Google just casually disrupted the open-source AI narrative…

Name: Google just casually disrupted the open-source AI narrative…
Uploaded: 2026-04-08T12:00:00.000000Z
Description: Fireship explains how Google’s Gemma 4 achieves frontier-class intelligence in a model small enough to run on a single RTX 4090. Gemma 4 is released under Apache 2.0 — genuinely free, not research-onl…

Apr 8, 2026 · video · Source ↗

Summary based on the YouTube transcript and episode description.

Fireship explains how Google’s Gemma 4 achieves frontier-class intelligence in a model small enough to run on a single RTX 4090.

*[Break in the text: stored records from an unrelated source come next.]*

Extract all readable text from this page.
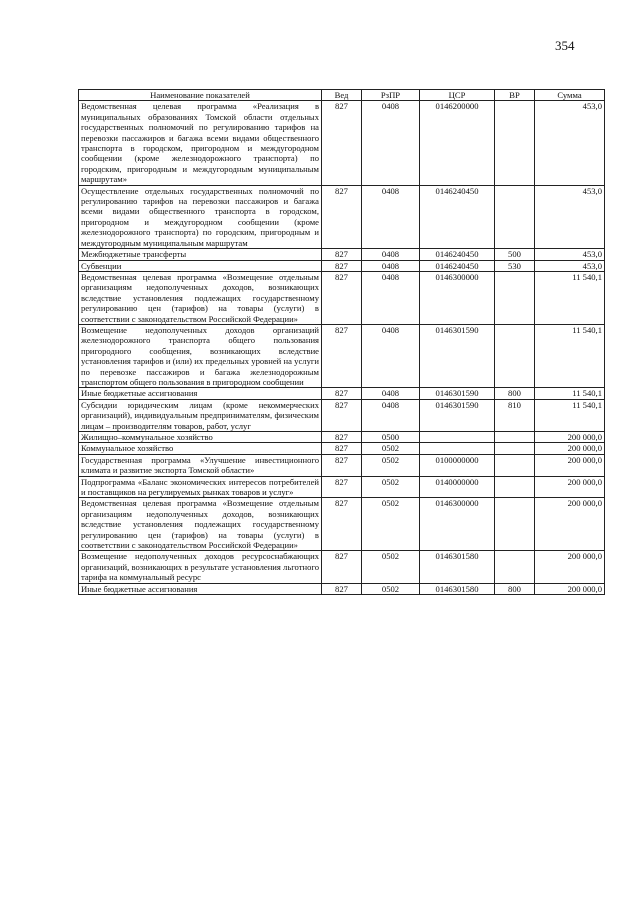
354
Наименование показателей	Вед	РзПР	ЦСР	ВР	Сумма
Ведомственная целевая программа «Реализация в муниципальных образованиях Томской области отдельных государственных полномочий по регулированию тарифов на перевозки пассажиров и багажа всеми видами общественного транспорта в городском, пригородном и междугородном сообщении (кроме железнодорожного транспорта) по городским, пригородным и междугородным муниципальным маршрутам»	827	0408	0146200000		453,0
Осуществление отдельных государственных полномочий по регулированию тарифов на перевозки пассажиров и багажа всеми видами общественного транспорта в городском, пригородном и междугородном сообщении (кроме железнодорожного транспорта) по городским, пригородным и междугородным муниципальным маршрутам	827	0408	0146240450		453,0
Межбюджетные трансферты	827	0408	0146240450	500	453,0
Субвенции	827	0408	0146240450	530	453,0
Ведомственная целевая программа «Возмещение отдельным организациям недополученных доходов, возникающих вследствие установления подлежащих государственному регулированию цен (тарифов) на товары (услуги) в соответствии с законодательством Российской Федерации»	827	0408	0146300000		11 540,1
Возмещение недополученных доходов организаций железнодорожного транспорта общего пользования пригородного сообщения, возникающих вследствие установления тарифов и (или) их предельных уровней на услуги по перевозке пассажиров и багажа железнодорожным транспортом общего пользования в пригородном сообщении	827	0408	0146301590		11 540,1
Иные бюджетные ассигнования	827	0408	0146301590	800	11 540,1
Субсидии юридическим лицам (кроме некоммерческих организаций), индивидуальным предпринимателям, физическим лицам – производителям товаров, работ, услуг	827	0408	0146301590	810	11 540,1
Жилищно–коммунальное хозяйство	827	0500			200 000,0
Коммунальное хозяйство	827	0502			200 000,0
Государственная программа «Улучшение инвестиционного климата и развитие экспорта Томской области»	827	0502	0100000000		200 000,0
Подпрограмма «Баланс экономических интересов потребителей и поставщиков на регулируемых рынках товаров и услуг»	827	0502	0140000000		200 000,0
Ведомственная целевая программа «Возмещение отдельным организациям недополученных доходов, возникающих вследствие установления подлежащих государственному регулированию цен (тарифов) на товары (услуги) в соответствии с законодательством Российской Федерации»	827	0502	0146300000		200 000,0
Возмещение недополученных доходов ресурсоснабжающих организаций, возникающих в результате установления льготного тарифа на коммунальный ресурс	827	0502	0146301580		200 000,0
Иные бюджетные ассигнования	827	0502	0146301580	800	200 000,0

Gemma 4 is released under Apache 2.0 — genuinely free, not research-only or revenue-restricted like Meta’s Llama license.
The 27B parameter Gemma 4 runs locally at ~10 tok/s on one RTX 4090 with a 20 GB download; comparable Kimi K2.5 needs 600+ GB and multiple H100s.
Key architectural innovation: per-layer embeddings give each transformer layer its own token representation, reducing wasted information carry-through.
Google simultaneously published TurboQuant, a quantization technique that converts weights to polar coordinates and applies Johnson-Lindenstrauss transforms to compress to single sign bits while preserving distances.
The real AI bottleneck is memory bandwidth, not compute — Gemma 4 attacks VRAM read cost, not raw parameter count.
Gemma 4 scores in the same benchmark range as Kimi K2.5 Thinking despite being roughly 20x smaller in download size.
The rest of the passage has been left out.